The recovery of degraded pastures, integrated production systems, and direct planting were some of the technologies that favored the advance of sustainable agriculture. In October this year, MAPA announced the ABC+, which foresees the implementation of low carbon emission technologies in more than 72 million hectares of arable land by 2030.
“The transformative potential of low-carbon farming is enormous. And, no doubt, Living Soils will contribute to the expansion of the adoption of these technologies.
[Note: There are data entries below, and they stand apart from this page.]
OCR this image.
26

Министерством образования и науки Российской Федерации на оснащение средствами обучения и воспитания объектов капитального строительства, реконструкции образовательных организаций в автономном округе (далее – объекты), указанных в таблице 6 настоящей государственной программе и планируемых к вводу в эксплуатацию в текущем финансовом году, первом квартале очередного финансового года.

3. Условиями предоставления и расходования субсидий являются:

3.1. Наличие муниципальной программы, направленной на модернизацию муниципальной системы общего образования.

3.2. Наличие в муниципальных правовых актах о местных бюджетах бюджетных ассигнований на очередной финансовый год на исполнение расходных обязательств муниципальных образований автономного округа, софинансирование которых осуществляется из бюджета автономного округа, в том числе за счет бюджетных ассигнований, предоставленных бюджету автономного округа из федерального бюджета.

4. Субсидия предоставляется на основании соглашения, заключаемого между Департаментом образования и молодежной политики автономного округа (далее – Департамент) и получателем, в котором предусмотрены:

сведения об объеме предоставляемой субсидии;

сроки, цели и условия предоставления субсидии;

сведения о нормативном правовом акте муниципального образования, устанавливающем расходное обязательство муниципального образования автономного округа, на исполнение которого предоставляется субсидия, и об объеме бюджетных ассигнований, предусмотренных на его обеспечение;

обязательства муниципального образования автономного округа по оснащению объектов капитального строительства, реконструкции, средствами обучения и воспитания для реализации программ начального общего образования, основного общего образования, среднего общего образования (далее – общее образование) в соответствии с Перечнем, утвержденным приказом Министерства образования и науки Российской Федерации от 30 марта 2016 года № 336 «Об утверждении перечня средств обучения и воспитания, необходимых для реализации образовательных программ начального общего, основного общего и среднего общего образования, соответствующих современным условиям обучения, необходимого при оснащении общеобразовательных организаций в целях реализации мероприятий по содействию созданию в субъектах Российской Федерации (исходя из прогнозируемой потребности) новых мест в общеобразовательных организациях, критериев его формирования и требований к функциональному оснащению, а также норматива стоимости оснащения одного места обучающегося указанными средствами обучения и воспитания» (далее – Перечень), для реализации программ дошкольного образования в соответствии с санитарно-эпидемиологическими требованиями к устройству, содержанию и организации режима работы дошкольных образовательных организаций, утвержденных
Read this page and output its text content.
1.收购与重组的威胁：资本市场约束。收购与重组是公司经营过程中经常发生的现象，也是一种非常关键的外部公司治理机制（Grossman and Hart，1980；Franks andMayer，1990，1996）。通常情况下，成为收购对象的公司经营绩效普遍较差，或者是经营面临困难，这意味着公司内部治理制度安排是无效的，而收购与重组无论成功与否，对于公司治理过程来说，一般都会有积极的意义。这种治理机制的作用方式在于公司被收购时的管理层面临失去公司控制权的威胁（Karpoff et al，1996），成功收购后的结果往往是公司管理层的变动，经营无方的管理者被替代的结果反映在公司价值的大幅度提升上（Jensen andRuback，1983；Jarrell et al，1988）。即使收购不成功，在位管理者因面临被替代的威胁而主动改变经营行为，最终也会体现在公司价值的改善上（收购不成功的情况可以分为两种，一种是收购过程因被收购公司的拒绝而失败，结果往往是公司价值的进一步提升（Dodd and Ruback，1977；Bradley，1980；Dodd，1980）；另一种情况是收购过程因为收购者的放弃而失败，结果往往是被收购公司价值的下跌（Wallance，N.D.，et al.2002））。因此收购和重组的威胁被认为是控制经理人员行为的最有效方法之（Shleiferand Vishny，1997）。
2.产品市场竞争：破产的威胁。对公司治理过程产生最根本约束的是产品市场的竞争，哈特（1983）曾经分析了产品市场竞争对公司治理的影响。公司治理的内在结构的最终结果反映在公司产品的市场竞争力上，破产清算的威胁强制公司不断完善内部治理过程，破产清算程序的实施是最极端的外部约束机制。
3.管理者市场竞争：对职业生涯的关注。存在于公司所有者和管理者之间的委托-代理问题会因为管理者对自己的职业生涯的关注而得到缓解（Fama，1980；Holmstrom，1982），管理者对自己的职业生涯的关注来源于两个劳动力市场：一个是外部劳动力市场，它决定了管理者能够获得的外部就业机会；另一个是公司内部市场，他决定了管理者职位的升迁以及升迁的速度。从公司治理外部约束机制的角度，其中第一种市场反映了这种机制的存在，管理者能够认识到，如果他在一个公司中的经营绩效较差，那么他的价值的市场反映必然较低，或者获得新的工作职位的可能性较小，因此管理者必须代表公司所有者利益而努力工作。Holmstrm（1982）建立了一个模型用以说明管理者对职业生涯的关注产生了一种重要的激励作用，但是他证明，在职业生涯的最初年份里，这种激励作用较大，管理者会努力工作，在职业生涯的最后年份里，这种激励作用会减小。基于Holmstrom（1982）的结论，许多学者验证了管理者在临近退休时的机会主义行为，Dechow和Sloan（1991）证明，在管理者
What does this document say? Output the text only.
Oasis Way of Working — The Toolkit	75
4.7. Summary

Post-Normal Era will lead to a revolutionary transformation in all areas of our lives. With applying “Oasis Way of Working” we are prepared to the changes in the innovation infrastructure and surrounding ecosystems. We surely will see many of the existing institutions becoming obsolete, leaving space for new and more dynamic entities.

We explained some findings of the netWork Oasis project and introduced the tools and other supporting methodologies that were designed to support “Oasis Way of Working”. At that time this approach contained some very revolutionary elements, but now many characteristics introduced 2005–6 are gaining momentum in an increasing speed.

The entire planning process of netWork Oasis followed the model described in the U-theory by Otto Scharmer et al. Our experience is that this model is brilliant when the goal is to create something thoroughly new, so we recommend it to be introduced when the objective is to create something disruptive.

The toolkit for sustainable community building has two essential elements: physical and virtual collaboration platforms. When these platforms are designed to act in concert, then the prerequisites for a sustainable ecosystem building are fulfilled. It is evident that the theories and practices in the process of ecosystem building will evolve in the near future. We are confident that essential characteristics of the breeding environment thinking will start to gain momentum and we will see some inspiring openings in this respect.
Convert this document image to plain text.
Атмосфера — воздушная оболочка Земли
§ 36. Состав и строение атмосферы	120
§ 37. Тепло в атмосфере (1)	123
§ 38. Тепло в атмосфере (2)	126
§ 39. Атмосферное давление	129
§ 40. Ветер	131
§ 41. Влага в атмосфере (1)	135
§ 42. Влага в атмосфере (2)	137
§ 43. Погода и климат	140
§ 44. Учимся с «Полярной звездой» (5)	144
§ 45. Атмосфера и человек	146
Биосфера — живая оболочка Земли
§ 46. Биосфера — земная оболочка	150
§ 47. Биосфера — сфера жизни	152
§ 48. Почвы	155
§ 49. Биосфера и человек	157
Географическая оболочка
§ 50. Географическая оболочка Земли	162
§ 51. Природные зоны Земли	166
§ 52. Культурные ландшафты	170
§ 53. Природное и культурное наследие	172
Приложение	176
Together, ABC and Solos Vivos will be showcases for how the technologies improve the income and quality of life of the farmers involved and also sequester carbon in the soil,” said Tereza Cristina.
Another policy is “Águas do Agro”, the National Program for Soil and Water Conservation in Microwatersheds, which aims to promote the recharge of water in aquifers.
There is also “Pronasolos”, the first public policy for knowledge, use and conservation of soil as a national strategy, which gathers information from dozens of institutions about the Brazilian soils, with unique maps of water availability and of the regions most susceptible to erosion.
“This platform needs to be fed. And two essential assets that need to be reflected in it are carbon and water. The Living Soils program, together with Pronasolos, can be one of the showcases to demonstrate that, besides producing food, fibers, and bioenergy, the Brazilian rural producer can sequester carbon on his properties and also store and produce water,” said the minister.
Led by IICA and Ohio State University’s Center for Carbon Management and Sequestration (C-MASC), the Living Soils of the Americas program is an international initiative that acts as a bridge between science, within the framework of public policy, and development work in restoring soil health in the Americas.
IICA and C-MASC support partners on issues such as policy formulation, land management practices, and incentives to transform agricultural systems into ecosystems that store more carbon in soils, paving the way for the implementation of better management methods and the development of public policies and regulations aimed at restoring soil health and quality.